The biggest difference between Seattle’s offense last year and this year is the loss of Doug Baldwin. He had been Russell Wilson’s top receiver since Wilson was a rookie and had blossomed into one of the NFL’s premier wide receivers. Seattle used three picks in the 2019 NFL Draft on the wide receiver position, so it looks like the are taking finding a replacement for Baldwin seriously. The offense is more than just one wide receiver though, and the offensive line, running backs, tight ends and quarterbacks are just as responsible for the success of the offense. Going into the 2019 training camps I have three bold predictions for the Seahawks’ offense this year.
Seahawks rush for more yards than 2018
In 2018 Seattle rushed for 2,560 yards as a team. I think they will get that many from Chris Carson, Rashaad Penny and Russell Wilson. Carson looks like he is ready for another big year and his blend of elusiveness and power could lead to a 1,200-yard season for Seattle. Seahawk fans saw flashes of his talent in 2017 before he got injured and missed most of the season. Than in 2018 he showed the rest of the NFL how good he was with over 1,150 rushing yards and nine touchdowns.
Penny chipped in with almost 500 yards and two touchdowns on less than 200 touches in his debut season. I expect him to get the ball more, especially since Mike Davis has gone to Chicago. Penny should rush for around 900 yards in 2019 with his increased usage. He has more speed and a little more shiftiness than Carson does, so he might pick up more slack in the passing game and on third downs.
This leaves around 400 yards for Wilson to pick up on scrambles and designed runs. This might sound like a lot, but Wilson has rushed for at least 400 yards in five of his seven pro seasons. So, if Penny and Carson can keep up their side of the bargain I could see this offense beating last years’ total. And this is without any other players getting any carries in the run game.

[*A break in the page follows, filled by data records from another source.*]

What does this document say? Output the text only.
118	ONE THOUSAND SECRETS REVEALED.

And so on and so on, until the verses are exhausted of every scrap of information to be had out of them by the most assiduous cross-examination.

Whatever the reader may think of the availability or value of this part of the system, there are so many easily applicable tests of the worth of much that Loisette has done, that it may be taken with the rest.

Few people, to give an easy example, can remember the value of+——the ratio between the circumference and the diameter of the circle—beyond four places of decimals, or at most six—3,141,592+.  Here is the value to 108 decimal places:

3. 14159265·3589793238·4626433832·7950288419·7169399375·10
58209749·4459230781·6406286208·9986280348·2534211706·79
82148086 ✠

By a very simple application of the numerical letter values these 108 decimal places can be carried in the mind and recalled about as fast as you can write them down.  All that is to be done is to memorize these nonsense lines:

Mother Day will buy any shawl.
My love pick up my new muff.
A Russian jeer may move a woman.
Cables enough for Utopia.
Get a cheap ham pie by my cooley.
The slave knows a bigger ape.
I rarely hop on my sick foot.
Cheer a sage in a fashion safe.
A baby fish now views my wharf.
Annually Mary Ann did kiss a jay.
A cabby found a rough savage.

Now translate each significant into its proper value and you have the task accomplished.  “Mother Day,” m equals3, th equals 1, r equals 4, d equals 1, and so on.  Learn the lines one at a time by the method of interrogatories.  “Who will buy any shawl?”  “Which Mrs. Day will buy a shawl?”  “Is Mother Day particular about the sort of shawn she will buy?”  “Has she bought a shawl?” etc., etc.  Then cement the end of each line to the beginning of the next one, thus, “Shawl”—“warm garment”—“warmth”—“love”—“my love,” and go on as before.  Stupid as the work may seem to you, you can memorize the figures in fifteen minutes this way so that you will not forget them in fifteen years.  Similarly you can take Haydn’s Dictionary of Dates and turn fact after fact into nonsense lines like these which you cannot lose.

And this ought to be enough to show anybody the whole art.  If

Tyler Lockett scores 15 touchdowns
With Baldwin gone, Lockett is the top playmaker for Seattle’s passing game. Wilson and he have a great chemistry on deep balls and double moves which they used to great effect last year. When Wilson targeted Lockett in 2018 they had a perfect passer rating. Which essentially means good things happen when Wilson looks Lockett’s way. Lockett is going to attract more attention and possibly double teams from opposing teams now that Baldwin is not taking up their attention.
I think Lockett will get more than 1,000 yards receiving and 11 touchdowns through the air. This means he is going to need to score some touchdowns in other ways to reach my goal. I think Seattle will use him more in the running game with reverses and jet sweeps. And he is so good with the ball in his hands I think he can score a few touchdowns this way. He is also a very dangerous return man who has shown he can score on both punt and kick returns. His speed and elusiveness make him a threat in the open field and he has shown improved hands throughout his entire career.
Rookie wide receivers combine for 100 catches
Seattle grabbed several rookie wide receivers in the 2019 NFL Draft to help with Baldwin’s departure and to create competition with the veterans. The biggest names are D.K. Metcalf, Gary Jennings and John Ursua. Metcalf brings speed, power and physical attributes to the squad. He looks like the consensus pick for top rookie wide receiver for Seattle. He will probably be used as a jump ball and physical receiver, and they will wait until the defensive backs start to creep up and then they send Metcalf deep and he uses his great size and speed to win the ball downfield. I think he ends up with 50 catches this year.
Gary Jennings is also a guy known for his size and speed. He is a little smaller than Metcalf, but he is just as fast, according to their 40-yard dash times. His route running, and positioning helped him have a great year for West Virginia in 2018 and Seattle hopes to use him in the slot and create mismatches there. If used correctly, I think Jennings ends up with 20 catches.
Ursua is a wild card. He had good numbers and caught a lot of balls in his career at Hawai’i, but they were an air raid offense and they played lower competition than bigger schools. He doesn’t have great straight-line speed, but he is quicker than he is fast and has a knack for getting open. He has the most suspect hands of the bunch, but Seattle really liked him, so look for them to get him into the lineup early and often. I think he can end the year with 30 catches for Seattle.